Concurring, fellow panellist Nat Bullard, co-founder and chief strategy officer of Halcyon, said high demand levels – not just in output, but also service quality – could spur “a willingness to pay to make things work”.

“I think that we’ll see an interplay between innovative financing models, a lot of new technology, and a lot of new ways of conceiving of these assets as something that can be responsive to the grid, as opposed to always on,” he said.

“And a place, too, where – as always – some smart policy interventions can make a difference.”

He added: “I would be very interested if it was me and I was doing an open call. I would say: ‘Find me innovative business models and technical models for cooling’, as we think about the region – not just 400 million new mini splits for South-east Asia.”

He also said that Singapore has been a “great leader” in doing this on a district level and building it into the thought process.

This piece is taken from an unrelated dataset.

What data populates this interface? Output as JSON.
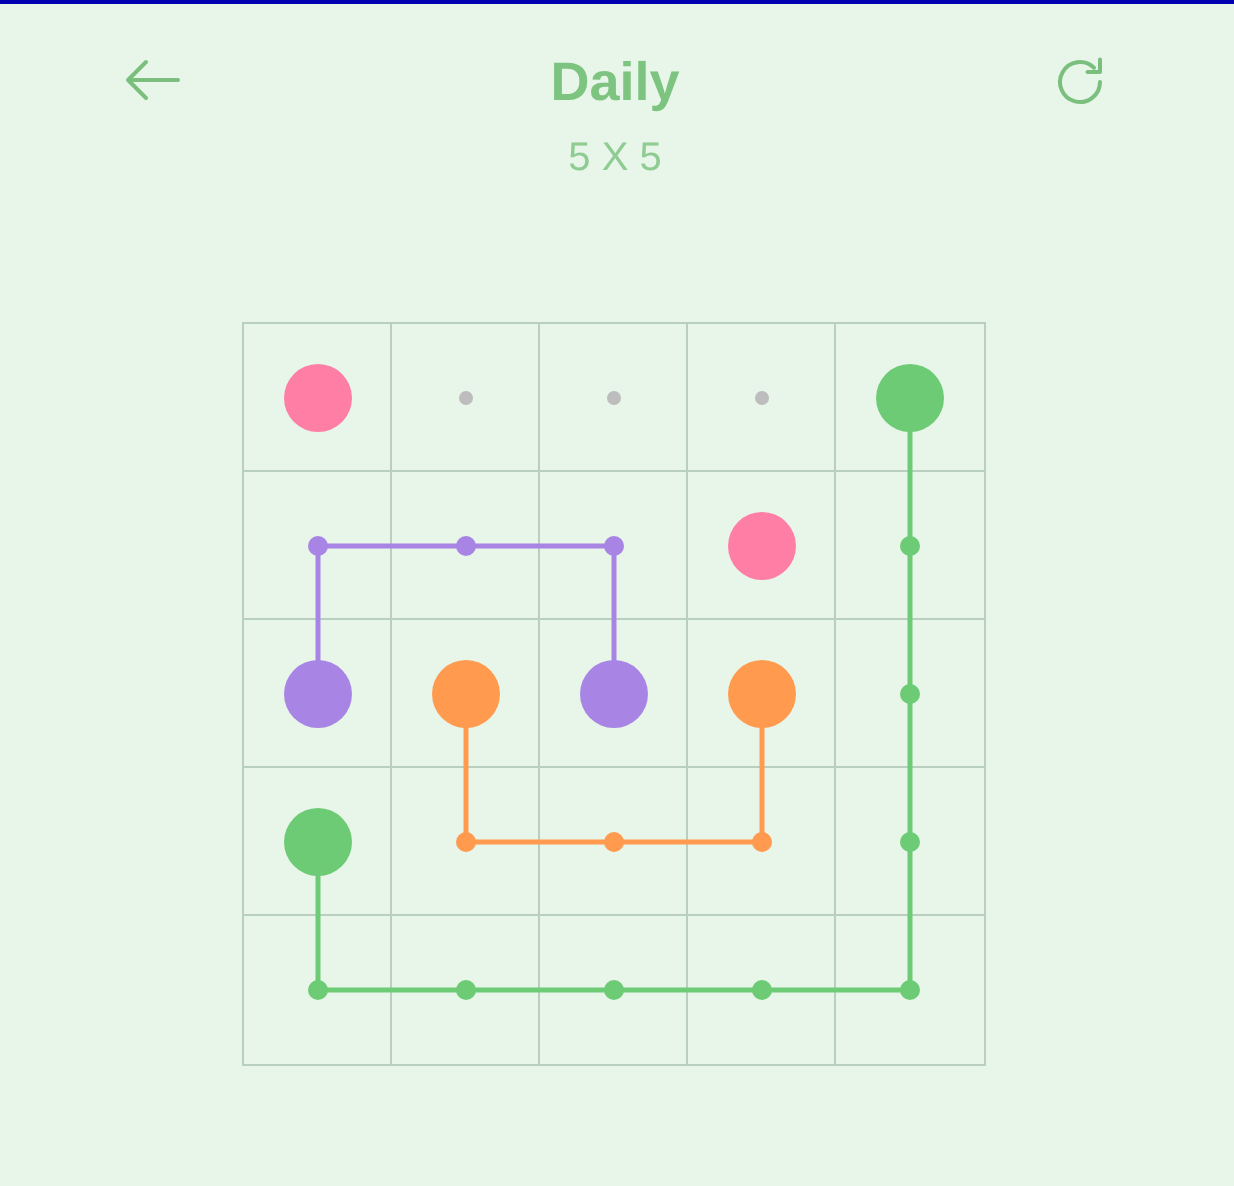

For example, China’s consumer goods trade-in programme over the summer – where people swapped old air-conditioners for newer, more efficient ones – had a material impact on electricity demand, he noted.

“That is something that could be done as an intervention into the existing stock everywhere, and also as a new set of standards going forward somewhere else.”

It is also a way to divide the burden while sharing the benefit of doing things more efficiently with lower capital outlay, he added.